Apple does, in fact, prevent you from installing a third-party messenger on iOS that uses the device's native SMS/MMS capabilities. Apple's own Messages app is the only app that is allowed by Apple to handle SMS/MMS on iOS.

The fact that Apple has made iMessage exclusive to Messages, paired with the Messages app's privileged position as the only SMS/MMS client Apple allows on iOS, gives the Messages app and iMessage an unfair advantage over competing messengers and messaging protocols.




I have Signal and WhatsApp installed on my phone, along with 3 or 4 other apps. The “competing messaging protocols” aspect seems to be doing just fine.

I don’t think a competing SMS/MMS application would shift the competitive landscape significantly here. If it was, we’d see Beeper making an SMS app and challenging Apple’s inclusion policies there, not reverse engineering iMessage.


Beeper (Beeper Cloud) already supports SMS/MMS from Android devices, but is unable to do so for SMS/MMS from iOS devices due to Apple's restriction.
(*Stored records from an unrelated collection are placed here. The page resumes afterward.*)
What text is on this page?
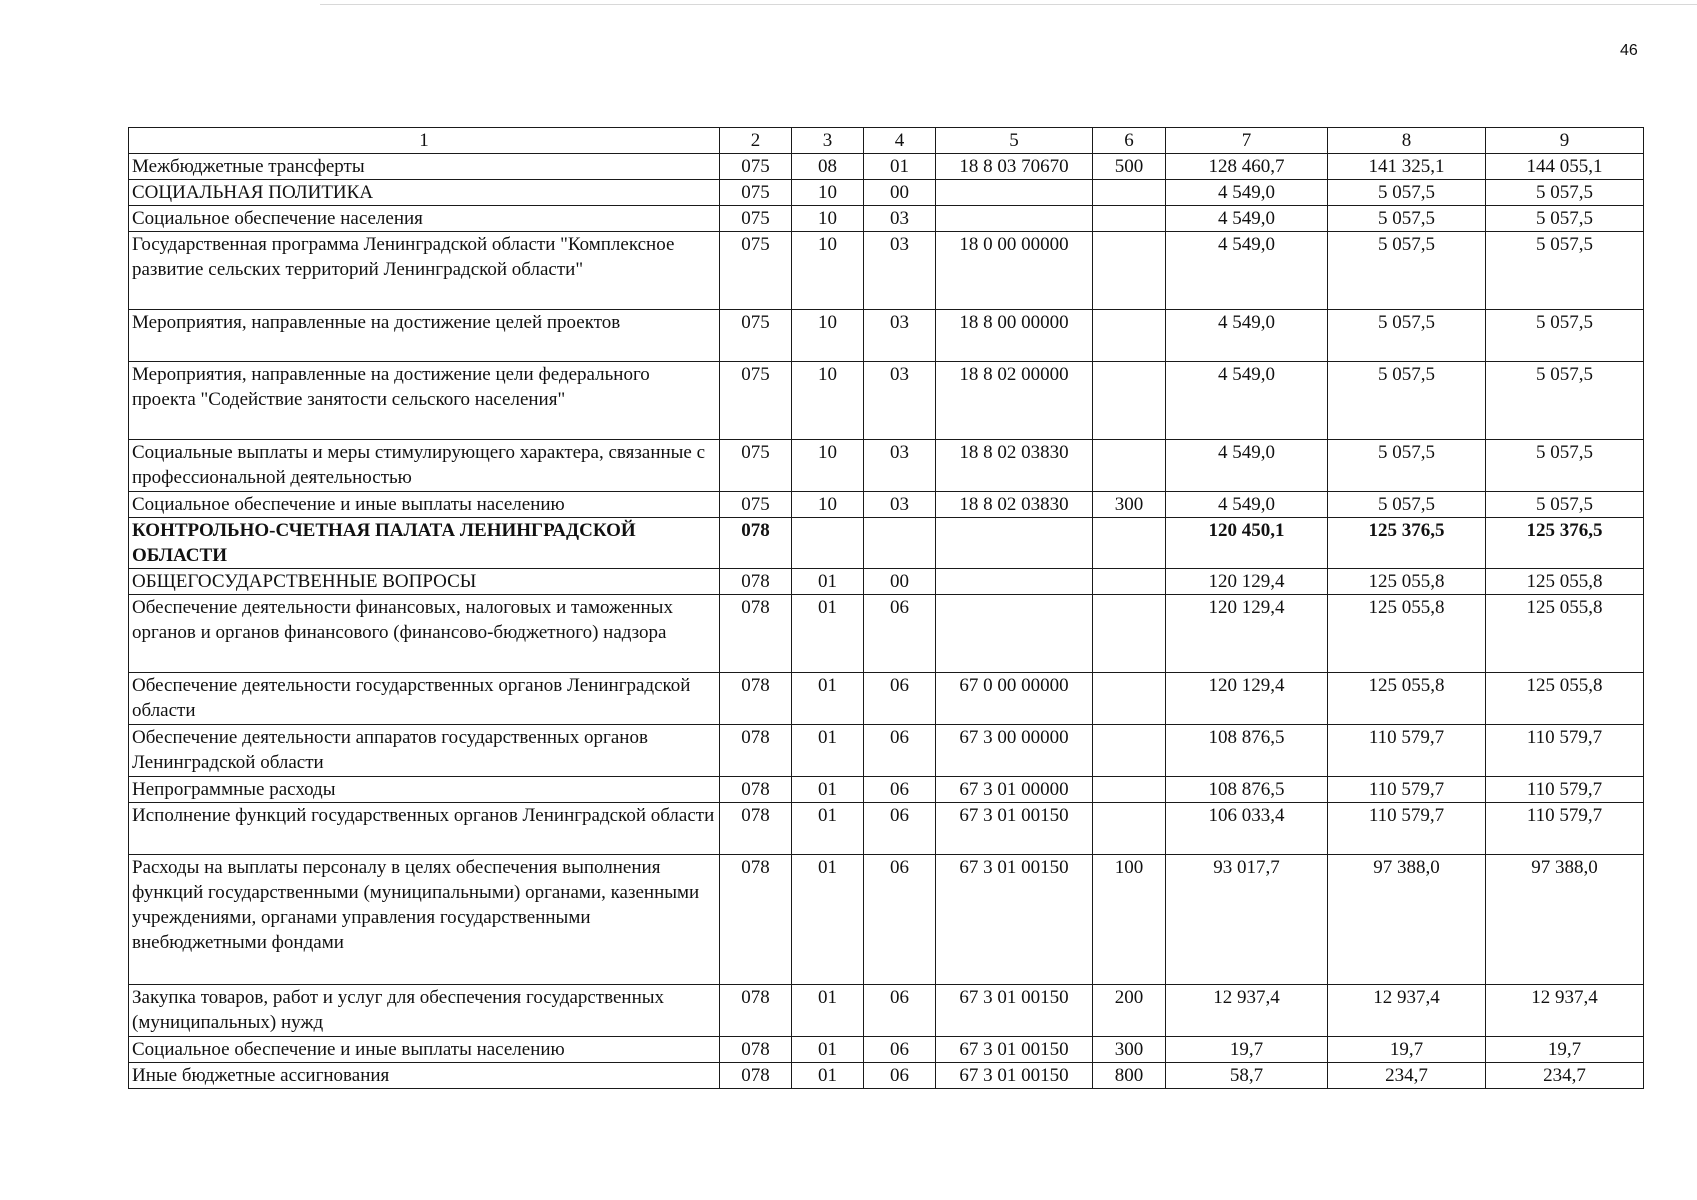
46
1	2	3	4	5	6	7	8	9
Межбюджетные трансферты	075	08	01	18 8 03 70670	500	128 460,7	141 325,1	144 055,1
СОЦИАЛЬНАЯ ПОЛИТИКА	075	10	00			4 549,0	5 057,5	5 057,5
Социальное обеспечение населения	075	10	03			4 549,0	5 057,5	5 057,5
Государственная программа Ленинградской области "Комплексное развитие сельских территорий Ленинградской области"	075	10	03	18 0 00 00000		4 549,0	5 057,5	5 057,5
Мероприятия, направленные на достижение целей проектов	075	10	03	18 8 00 00000		4 549,0	5 057,5	5 057,5
Мероприятия, направленные на достижение цели федерального проекта "Содействие занятости сельского населения"	075	10	03	18 8 02 00000		4 549,0	5 057,5	5 057,5
Социальные выплаты и меры стимулирующего характера, связанные с профессиональной деятельностью	075	10	03	18 8 02 03830		4 549,0	5 057,5	5 057,5
Социальное обеспечение и иные выплаты населению	075	10	03	18 8 02 03830	300	4 549,0	5 057,5	5 057,5
КОНТРОЛЬНО-СЧЕТНАЯ ПАЛАТА ЛЕНИНГРАДСКОЙ ОБЛАСТИ	078					120 450,1	125 376,5	125 376,5
ОБЩЕГОСУДАРСТВЕННЫЕ ВОПРОСЫ	078	01	00			120 129,4	125 055,8	125 055,8
Обеспечение деятельности финансовых, налоговых и таможенных органов и органов финансового (финансово-бюджетного) надзора	078	01	06			120 129,4	125 055,8	125 055,8
Обеспечение деятельности государственных органов Ленинградской области	078	01	06	67 0 00 00000		120 129,4	125 055,8	125 055,8
Обеспечение деятельности аппаратов государственных органов Ленинградской области	078	01	06	67 3 00 00000		108 876,5	110 579,7	110 579,7
Непрограммные расходы	078	01	06	67 3 01 00000		108 876,5	110 579,7	110 579,7
Исполнение функций государственных органов Ленинградской области	078	01	06	67 3 01 00150		106 033,4	110 579,7	110 579,7
Расходы на выплаты персоналу в целях обеспечения выполнения функций государственными (муниципальными) органами, казенными учреждениями, органами управления государственными внебюджетными фондами	078	01	06	67 3 01 00150	100	93 017,7	97 388,0	97 388,0
Закупка товаров, работ и услуг для обеспечения государственных (муниципальных) нужд	078	01	06	67 3 01 00150	200	12 937,4	12 937,4	12 937,4
Социальное обеспечение и иные выплаты населению	078	01	06	67 3 01 00150	300	19,7	19,7	19,7
Иные бюджетные ассигнования	078	01	06	67 3 01 00150	800	58,7	234,7	234,7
As a Signal user, you might have remembered when Signal/TextSecure supported SMS/MMS on Android in addition to Signal Protocol messages, which was a big factor in helping Signal onboard new Android users when it had a smaller user base. Signal never had the opportunity to do the same on iOS because Apple only allows its own Messages client to handle on-device SMS/MMS messages, which gave Messages (and iMessage) an unfair advantage over Signal (and the Signal Protocol).

Anticompetitive measures like Apple's SMS/MMS client restriction harm the market even when alternatives to Apple's products exist. The entire blue vs. green bubble issue would not be a problem in the first place had iOS users been able to switch to a competing messenger app that supports both SMS/MMS messaging and a newer cross-platform messaging protocol (instead of iMessage).


Google voice allows sms even on ios, so it’s not as simple as that. Why is what beeper is providing around sms different from google voice? Both cloud hosted etc - this is fine.

Also, google voice still doesnt have rcs by the way, and it’s safe to assume that they will finally sunset the service rather than follow through on “principled stand” around rcs lol. Much like the epic games case… there was never anything more than a ploy to look good to regulators/lawyers. People are tragically unable to identify even very blatant cases of special pleading, especially when they align with the anti-apple zeitgeist among large parts of the tech crowd.


Google Voice does not handle on-device SMS/MMS messages on iOS. Most phone users expect to use the phone number that comes with their cell phone plan, not a separate VoIP service like Google Voice that uses a different phone number. Special pleading is arguing that Apple is exempt from the same FTC regulations that bind other U.S. companies.